It's been a year since Dulcie Canton was struck by a hit-and-run driver while cycling in Bushwick, suffering brain bleed and broken bones that took months to heal. But though Canton has possessed video evidence of the collision for nearly a year, and managed to track down the owner of the vehicle, the NYPD has never bothered to question him, telling Canton that investigators dropped the ball on her case.
Canton, 38, sustained a broken ankle, a broken shoulder that required surgery, and a concussion after she was struck on Bleecker Street near Wilson Avenue in Bushwick on the night of August 7th. Video surveillance shows a Chevrolet driving quickly down Bleecker Street, striking Canton and driving off without stopping:
A piece of the vehicle that struck Canton fell off the vehicle, and she and her attorney, Steve Vaccaro, managed to match its serial number to that of a car parked only a few blocks away from where Canton was hit. They were able to provide detectives at the 83rd Precinct with the name and address of the car's owner, Richard Rivera, Jr., in addition to the video evidence—but weeks went by and the officer in charge of Canton's case, a Detective Tallarine, did not interview him.
"Within a month after the crash, [Vaccaro] had emailed and called, he sent about three emails," Canton told Gothamist today. "When I called, I was told Detective Tallarine was on vacation."
About three months after Canton was struck, she and Vaccaro attended a community policing event, where they confronted officers for failing to pursue the person who struck her. Officers waved Canton off.
"They said that my case fell through the cracks," she told us.
According to Vaccaro, the NYPD did in fact reach out to Rivera after being repeatedly presented with the videos and the serial number for the damaged car part.
"We thought [the evidence] was enough for the NYPD to tell Mr. Rivera that they wanted to talk to him and they wouldn't take no for an answer," Vaccaro told us. "But when they said, 'Mr. Rivera, we want to speak to you about this,' as a result of our many letters and phone calls, he said no, and they said, Oh, okay."

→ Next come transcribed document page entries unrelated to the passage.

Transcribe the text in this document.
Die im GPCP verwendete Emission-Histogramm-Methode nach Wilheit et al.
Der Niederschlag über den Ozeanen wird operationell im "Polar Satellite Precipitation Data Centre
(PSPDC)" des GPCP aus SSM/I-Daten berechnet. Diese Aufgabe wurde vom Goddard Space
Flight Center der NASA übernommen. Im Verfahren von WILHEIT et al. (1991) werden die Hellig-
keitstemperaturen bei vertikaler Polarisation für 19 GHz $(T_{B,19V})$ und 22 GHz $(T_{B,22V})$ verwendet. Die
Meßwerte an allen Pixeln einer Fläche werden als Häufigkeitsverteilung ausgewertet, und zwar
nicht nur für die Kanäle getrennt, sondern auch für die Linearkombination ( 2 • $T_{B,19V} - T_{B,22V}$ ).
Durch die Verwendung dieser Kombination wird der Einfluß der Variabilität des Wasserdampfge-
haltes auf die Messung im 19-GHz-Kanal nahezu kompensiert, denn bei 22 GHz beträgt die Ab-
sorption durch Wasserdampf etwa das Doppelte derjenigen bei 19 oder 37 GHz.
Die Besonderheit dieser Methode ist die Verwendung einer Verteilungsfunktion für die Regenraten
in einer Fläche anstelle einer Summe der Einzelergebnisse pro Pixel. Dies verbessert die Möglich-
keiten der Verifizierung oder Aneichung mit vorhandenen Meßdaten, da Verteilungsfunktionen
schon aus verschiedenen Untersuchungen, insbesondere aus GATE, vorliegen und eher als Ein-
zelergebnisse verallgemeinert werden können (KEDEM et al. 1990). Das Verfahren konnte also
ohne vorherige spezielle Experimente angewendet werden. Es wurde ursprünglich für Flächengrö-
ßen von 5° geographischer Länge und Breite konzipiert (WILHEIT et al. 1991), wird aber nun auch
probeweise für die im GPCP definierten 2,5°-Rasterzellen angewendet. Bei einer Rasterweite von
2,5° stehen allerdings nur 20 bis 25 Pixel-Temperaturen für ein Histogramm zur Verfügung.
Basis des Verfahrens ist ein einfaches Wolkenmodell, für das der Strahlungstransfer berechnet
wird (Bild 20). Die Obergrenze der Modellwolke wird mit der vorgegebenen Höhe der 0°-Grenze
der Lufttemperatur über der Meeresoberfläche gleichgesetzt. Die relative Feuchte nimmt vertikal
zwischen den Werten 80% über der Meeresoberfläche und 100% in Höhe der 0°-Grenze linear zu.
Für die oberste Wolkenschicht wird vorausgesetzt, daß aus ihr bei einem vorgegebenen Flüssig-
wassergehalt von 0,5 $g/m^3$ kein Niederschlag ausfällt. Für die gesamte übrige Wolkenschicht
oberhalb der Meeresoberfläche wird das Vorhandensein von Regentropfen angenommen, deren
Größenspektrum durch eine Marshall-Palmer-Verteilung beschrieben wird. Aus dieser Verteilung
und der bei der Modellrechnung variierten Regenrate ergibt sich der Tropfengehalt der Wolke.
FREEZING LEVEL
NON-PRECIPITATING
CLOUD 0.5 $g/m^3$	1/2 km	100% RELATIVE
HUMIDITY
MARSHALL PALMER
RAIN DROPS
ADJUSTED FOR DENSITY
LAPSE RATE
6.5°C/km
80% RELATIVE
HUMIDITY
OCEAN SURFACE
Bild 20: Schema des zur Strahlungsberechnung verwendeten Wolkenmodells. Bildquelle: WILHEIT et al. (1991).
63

Vaccaro says the NYPD didn't pursue it further.
"That's basically the NYPD's position, when you have that sort of evidence against the driver, it's voluntary for the driver to come in for an interview and speak with NYPD or not," Vaccaro said.
Though Canton, who was out of work for a month, racked up thousands of dollars in medical bills and therapy, she was thankfully able to settle with Rivera's insurance company. Still, Canton and Vaccaro say they would have liked to see some action on the part of the NYPD.
"Ultimately, we made successful recovery from [Rivera's] insurance to compensate Dulcie for her injuries. It took a lot longer than it would have otherwise, but it's also beside the point," said Vaccaro, who added that the District Attorney's office also failed to take meaningful action.
"Why did Mr. Rivera get away with no consequences?" Vaccaro asked. "It's because the NYPD doesn't take hit-and-runs seriously enough. And we think that it's a widespread problem with hit-and-runs that are not of the severity that draw the Collision Investigation Squad's attention."
Canton, who says she suffered post-traumatic stress after she was struck, finally got back on a bicycle a few months ago. She now volunteers for street safety groups like Transportation Alternatives to help other cyclists and pedestrians avoid suffering through the same ordeal she experienced.
"This year our focus has been on enforcement, education, and redesigning infrastructure to make the streets safer for everybody," Canton said. "It's pretty disheartening to see—there was a crash about a month ago at Barclays. A cyclist was killed and that driver wasn't charged. They're saying he had a seizure and I just don't get it."
When contacted for comment, the NYPD confirmed there "no arrests in regards to this incident." No other information was made available.